You’ve got the wrong tense there. I once had the privilege of visiting a Masai family in northern Tanzania. Part was through, we were offered refreshments from a long necked gourd. There was a bit of a discussion to determine if the contents contained cattle blood, or if it was without. Thankfully (for my peace of mind) it was fresh milk and corn/maize.

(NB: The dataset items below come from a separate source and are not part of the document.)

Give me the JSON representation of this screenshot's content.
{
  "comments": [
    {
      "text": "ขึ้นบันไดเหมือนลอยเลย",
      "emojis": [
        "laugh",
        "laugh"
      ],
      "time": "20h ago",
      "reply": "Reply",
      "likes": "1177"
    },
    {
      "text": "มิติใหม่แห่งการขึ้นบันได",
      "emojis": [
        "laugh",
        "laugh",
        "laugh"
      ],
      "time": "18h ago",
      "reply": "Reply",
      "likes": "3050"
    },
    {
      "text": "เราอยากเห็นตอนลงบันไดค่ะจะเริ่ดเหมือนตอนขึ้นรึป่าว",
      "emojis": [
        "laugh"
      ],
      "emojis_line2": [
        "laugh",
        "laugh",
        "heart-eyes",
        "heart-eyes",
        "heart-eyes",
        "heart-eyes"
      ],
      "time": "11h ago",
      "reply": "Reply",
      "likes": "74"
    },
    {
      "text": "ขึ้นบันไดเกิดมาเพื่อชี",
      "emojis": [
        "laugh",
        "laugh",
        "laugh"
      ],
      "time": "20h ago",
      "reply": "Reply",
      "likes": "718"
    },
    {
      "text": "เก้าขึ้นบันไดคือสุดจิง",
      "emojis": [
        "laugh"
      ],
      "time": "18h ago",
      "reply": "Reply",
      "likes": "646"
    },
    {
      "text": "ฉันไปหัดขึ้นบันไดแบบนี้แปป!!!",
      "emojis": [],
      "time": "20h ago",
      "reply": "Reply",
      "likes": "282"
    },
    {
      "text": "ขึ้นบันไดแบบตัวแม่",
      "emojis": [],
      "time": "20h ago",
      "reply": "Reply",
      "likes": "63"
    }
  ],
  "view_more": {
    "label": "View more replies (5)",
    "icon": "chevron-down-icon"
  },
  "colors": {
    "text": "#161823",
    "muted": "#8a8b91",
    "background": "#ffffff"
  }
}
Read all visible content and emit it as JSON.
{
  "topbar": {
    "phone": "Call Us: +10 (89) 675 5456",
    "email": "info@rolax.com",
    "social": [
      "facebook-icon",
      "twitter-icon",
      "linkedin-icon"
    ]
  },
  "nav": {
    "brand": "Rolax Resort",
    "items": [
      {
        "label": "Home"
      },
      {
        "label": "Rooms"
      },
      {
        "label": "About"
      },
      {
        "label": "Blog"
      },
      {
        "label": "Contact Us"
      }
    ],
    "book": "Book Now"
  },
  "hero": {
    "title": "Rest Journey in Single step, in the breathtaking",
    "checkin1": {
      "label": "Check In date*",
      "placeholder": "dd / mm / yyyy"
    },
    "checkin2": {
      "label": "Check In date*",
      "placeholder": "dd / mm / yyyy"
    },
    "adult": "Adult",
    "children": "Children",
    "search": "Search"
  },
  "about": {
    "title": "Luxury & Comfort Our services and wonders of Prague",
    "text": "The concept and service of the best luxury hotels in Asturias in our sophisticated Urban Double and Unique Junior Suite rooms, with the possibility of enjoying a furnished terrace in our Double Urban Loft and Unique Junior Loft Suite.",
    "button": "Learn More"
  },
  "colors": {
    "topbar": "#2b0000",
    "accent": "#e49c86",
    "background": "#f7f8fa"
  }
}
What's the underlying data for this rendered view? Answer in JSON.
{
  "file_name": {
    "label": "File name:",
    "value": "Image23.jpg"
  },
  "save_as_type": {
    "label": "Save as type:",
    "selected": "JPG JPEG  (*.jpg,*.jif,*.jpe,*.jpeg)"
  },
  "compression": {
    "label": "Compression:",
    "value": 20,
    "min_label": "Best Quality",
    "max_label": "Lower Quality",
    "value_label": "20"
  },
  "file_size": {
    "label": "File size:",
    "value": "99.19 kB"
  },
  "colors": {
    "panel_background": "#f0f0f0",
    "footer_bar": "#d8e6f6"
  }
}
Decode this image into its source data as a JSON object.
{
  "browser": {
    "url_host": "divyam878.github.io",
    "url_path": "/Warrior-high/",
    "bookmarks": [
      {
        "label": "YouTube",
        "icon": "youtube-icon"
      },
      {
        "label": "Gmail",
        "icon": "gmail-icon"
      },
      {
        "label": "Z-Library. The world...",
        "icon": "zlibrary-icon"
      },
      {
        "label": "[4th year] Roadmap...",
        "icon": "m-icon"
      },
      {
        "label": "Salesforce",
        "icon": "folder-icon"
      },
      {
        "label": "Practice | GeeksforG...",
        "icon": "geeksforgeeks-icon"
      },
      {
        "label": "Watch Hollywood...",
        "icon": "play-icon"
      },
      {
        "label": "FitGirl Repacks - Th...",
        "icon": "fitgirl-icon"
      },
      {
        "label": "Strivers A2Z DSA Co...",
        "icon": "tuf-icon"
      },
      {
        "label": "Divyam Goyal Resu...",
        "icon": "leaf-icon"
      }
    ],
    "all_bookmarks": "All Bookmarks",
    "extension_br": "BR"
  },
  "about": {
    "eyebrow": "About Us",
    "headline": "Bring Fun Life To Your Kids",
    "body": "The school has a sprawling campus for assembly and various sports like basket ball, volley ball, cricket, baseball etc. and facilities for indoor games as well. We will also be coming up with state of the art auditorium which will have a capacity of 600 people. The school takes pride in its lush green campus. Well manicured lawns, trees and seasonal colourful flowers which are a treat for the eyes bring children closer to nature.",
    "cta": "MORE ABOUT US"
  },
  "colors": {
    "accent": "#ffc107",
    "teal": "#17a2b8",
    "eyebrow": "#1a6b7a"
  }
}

Africans aren’t the only ones who’ve bled cattle. From Wikipedia’s “Irish Cuisine”:

From the middle ages, till the arrival of the potato in the latter half of the 17th Century, the dominant feature of the rural economy was the herding of cattle. The meat produced was mostly the preserve of the gentry and nobility. The poor generally made do with milk, butter, cheese and offal, supplemented with oats and barley. The practice of bleeding cattle and mixing the blood with milk and butter (not unlike the practice of the Masai) was not uncommon. Black pudding remains a breakfast staple in Ireland.

Yes, this is Wikipedia. But I’ve read elsewhere that the Irish were bleeding cattle as late as the 16th century–& not just for pudding.

Ain’t nothin’ wrong with my tense. I’m describing what I saw in the past (in a diorama). Doesn’t mean real people aren’t doing it today.